Ok, I am on my way to create the mesh. So far I found out that it is a bit tricky to write an Octave script that writes that *.geo file for gmsh.
I have to use some for-loop to discretize the outer and inner circle of the tower.

e.g.
for k = 0:359
xCoord = outerDiameter * sin( conv_deg_to_rad(k));
yCoord = outerDiameter * cos( conv_deg_to_rad(k));
fprintf(fid, 'Point(%d) = {%f, %f, 0, %f};\n', point_counter, xCoord, yCoord, meshSize);
point_counter += 1;
end
It gets even more tricky to connect the lines afterwards, because since I want to completly automatize
the mesh-creation I have to walk along the inner and outer circle and the line numbers have to be uniqe.

e.g.
for k = 0:358
fprintf(fid, 'Line(%d) = {%d, %d};\n', k , k , k+1);
end
So, I thought one of you might know an easier solution, whether it is another meshing tool or another way to accomplish the automated creation.
I found a pdf here in the forum (viewtopic.php?f=9&t=704, download/file.php?id=417)
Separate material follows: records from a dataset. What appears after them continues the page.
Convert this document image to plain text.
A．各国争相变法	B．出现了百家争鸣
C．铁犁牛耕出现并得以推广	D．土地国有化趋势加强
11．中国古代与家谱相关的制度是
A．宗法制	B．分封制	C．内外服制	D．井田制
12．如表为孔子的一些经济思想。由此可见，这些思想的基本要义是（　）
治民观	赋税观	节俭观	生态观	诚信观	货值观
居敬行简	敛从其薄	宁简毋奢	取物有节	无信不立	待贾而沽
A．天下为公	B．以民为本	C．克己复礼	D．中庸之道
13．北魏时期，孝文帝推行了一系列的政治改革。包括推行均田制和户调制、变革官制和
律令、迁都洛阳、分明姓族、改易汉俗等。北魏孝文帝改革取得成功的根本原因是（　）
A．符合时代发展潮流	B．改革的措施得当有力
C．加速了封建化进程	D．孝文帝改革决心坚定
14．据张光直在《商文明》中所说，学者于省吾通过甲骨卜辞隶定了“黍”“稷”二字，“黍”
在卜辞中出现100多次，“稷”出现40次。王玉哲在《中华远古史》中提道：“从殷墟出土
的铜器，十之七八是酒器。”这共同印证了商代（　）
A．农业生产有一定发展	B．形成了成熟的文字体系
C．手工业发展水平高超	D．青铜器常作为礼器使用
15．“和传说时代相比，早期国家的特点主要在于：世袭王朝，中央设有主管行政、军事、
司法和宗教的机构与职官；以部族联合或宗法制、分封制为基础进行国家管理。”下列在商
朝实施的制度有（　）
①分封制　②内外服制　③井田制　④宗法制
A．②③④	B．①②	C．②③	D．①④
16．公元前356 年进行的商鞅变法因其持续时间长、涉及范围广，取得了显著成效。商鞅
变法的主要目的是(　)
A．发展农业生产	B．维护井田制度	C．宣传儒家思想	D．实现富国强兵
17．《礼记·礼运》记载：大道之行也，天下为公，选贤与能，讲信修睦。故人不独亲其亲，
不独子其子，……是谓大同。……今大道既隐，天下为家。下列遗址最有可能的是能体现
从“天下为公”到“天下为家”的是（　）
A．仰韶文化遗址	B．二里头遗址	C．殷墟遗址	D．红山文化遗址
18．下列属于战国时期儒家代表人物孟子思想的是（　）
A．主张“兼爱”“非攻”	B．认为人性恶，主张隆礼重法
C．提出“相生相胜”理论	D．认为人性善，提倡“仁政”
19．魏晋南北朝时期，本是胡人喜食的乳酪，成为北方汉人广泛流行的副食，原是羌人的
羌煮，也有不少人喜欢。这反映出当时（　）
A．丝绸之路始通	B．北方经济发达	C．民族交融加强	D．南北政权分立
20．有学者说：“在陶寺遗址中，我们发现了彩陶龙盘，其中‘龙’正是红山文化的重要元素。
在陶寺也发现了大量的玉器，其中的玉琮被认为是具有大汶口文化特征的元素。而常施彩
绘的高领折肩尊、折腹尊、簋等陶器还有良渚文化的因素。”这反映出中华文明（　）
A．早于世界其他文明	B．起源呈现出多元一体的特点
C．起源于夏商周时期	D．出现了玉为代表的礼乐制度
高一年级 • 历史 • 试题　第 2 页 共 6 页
explaining how to create and numbering BCs while converting the mesh from gmsh to Elmer's format. And since this is not completly easy going I hope you can
show me the best way how to complete my task.
I would really like to use a clear unique naming for BCs in the mesh-data and BCs in Elmer's sif-file, e.g. BC_outer_001 or something like this. Is this
supported in Elmer (if yes, which suitable meshing tool does?) or do BCs have to be assigned using only numbers in the sif-file?